My wife of 12 years and I are strongly considering separating. The pandemic lockdowns, with both of us working from home, exposed some serious problems in our relationship.
When we finally acknowledged this, we got some counselling, yet still felt we needed to move apart. But we both got upset when the counsellor mentioned “child custody issues” because we’re equally committed to sharing the raising of our children (ten and eight).
A friend who’s divorced told me there are new approaches to the legal process and shared parenting. How do we find out about this without starting to pile up lawyers’ fees just trying to get information?
Separating Sanely
Having been the recipient these past 16 months dominated by COVID-19, of advice-seeking letters from couples feeling their unions crumbling, I’d been curious myself about how the legal system has been handling the load.
I’ve learned that the new approach is called “Collaborative Practice” of family law, and has been used in Ontario by a growing number of lawyers trained in collaboration techniques for well over a decade.
Think “cooperation,” but allowing for both leadership and equality in the lawyer-client discussions.
What’s unique in this process - especially from the combative divorce stories we’ve all heard about - is that the wife and husband are accompanied by their own lawyer at joint (still virtual) discussions of what matters to each spouse... with a voluntary free exchange of information. That process continues until they reach an agreement without going to court.
It puts divorce finally in the hands of the people who own their decision, for their own lived reasons. And it offers specialist opinions that matter.
Depending on specifics e.g., disputes regarding children’s live-in schedules with each parent, a collaborative-trained social worker may be invited by the lawyers to help with parenting plans until agreements are reached. Similarly, in complicated financial issues, an accountant or tax specialist, also collaboration-trained, may be invited.
Says Toronto lawyer Russell Alexander, a committed advocate of the process with 15 years of collaboration cases to date, “Family-law lawyers can be warriors or peacemakers. Collaborative lawyers are peacemakers. They find a solution.”
The pandemic has pushed this approach ahead - to the clients’ benefit of avoiding court costs and long waits for the case to be heard.
Alexander mentions the “emotional toll of going to court,” wherein a third party, a judge, hears only the two lawyers, and then decides the most important things in the two parents’ lives. Clients are much more satisfied with this process.”
The only situations where collaboration doesn’t work well, he says, is where there’s been abuse, and a power imbalance exists between the couple.
Bottom line - if the process doesn’t work for someone who decides instead to go to court, then the participants, lawyers and other professionals such as social workers or accountants involved in the process, withdraw. The parties must then start over with new lawyers.

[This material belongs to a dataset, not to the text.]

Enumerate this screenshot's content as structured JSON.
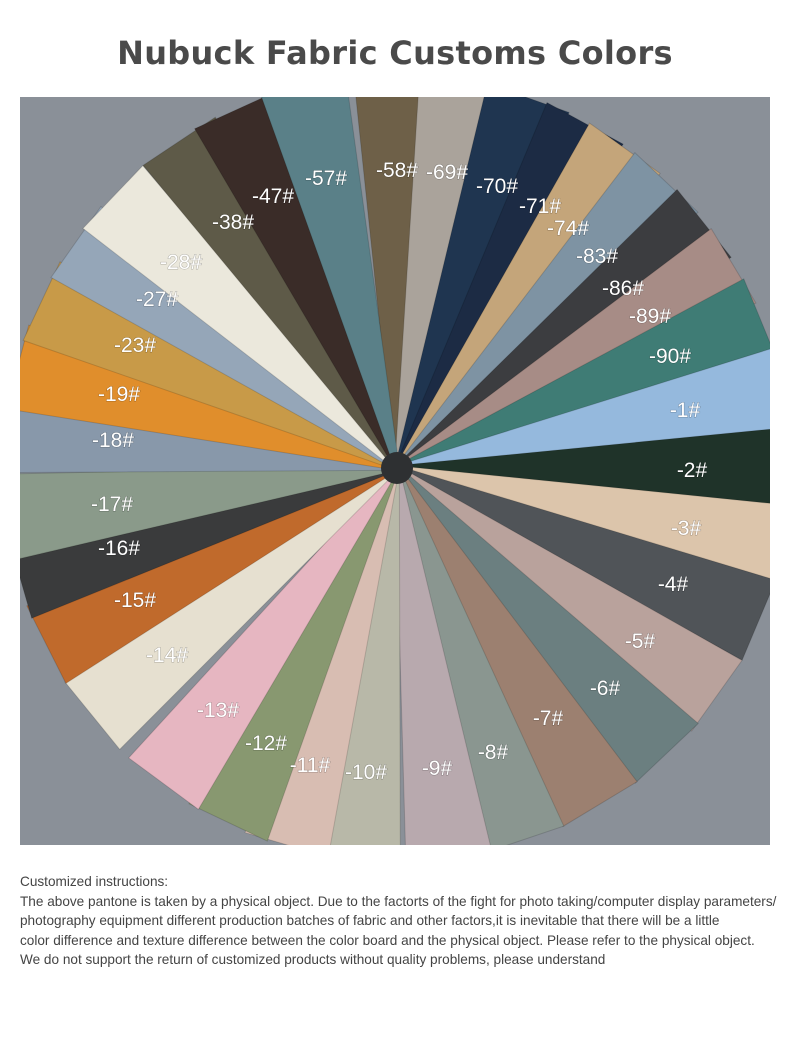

I’ve become sexually interested in feet. Many websites that contain pictures/photos of sexy feet and legs are pornographic sites. I’ve heard that 30-40% of men are foot fetishists but few admit this publicly. I’m thinking about creating a website providing pictures/videos which are non-porn-oriented to these crowds. Your thoughts?
Strictly Business
Podophilia is the most common form of sexual fetishism, in which feet, toes, ankles, shoes, stockings, and even socks are a turn-on. Avoid the unsavory world of pornography which exploits both women and men. Instead, research and test the more specialized market for your website.
Reader’s Commentary Regarding the wife who took a new job before discussing it with her husband, though they have young children and she may have to travel and be away overnight (May 21):
“I’m a woman who had a similar thing happen in my long-term marriage.

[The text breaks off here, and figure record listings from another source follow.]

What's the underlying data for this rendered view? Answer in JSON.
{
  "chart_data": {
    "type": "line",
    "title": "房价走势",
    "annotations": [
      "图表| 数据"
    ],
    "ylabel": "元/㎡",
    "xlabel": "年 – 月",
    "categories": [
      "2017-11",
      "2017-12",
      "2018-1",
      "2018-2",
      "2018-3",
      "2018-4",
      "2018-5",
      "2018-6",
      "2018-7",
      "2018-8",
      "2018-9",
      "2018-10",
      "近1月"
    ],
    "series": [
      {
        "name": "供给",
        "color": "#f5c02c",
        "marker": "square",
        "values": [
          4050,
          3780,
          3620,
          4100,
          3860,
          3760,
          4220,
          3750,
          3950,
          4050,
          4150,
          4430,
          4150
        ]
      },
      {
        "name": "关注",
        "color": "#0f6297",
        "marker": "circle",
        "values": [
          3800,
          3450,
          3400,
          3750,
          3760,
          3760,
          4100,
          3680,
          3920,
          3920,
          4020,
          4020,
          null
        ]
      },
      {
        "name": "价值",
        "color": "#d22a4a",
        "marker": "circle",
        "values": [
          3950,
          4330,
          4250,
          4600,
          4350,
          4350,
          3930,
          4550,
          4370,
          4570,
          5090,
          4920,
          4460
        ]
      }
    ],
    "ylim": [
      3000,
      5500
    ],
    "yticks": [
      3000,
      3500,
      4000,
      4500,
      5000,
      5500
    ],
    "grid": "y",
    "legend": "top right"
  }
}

“Her job acceptance might be a signal that she’s re-evaluating the relationship, maybe thinking of leaving it. He could ask her if she's dissatisfied in the marriage, say that he'd like to support her and improve their communication, suggest couple's counselling.
“He could ask himself if he's really listening/listened to her. Does he invoke the "yes, but..." response, or ignore/be deaf to concerns in other ways?
“When I tried to tell my husband about issues that concerned me, he formed his rebuttal before hearing all I had to say.
“In a long marriage (especially those with kids) communication patterns, healthy and otherwise, become entrenched. Time to pay attention.”
Tip of the day:
Separating spouses have options in lawyers’ approaches to the wants/concerns of both husband and wife.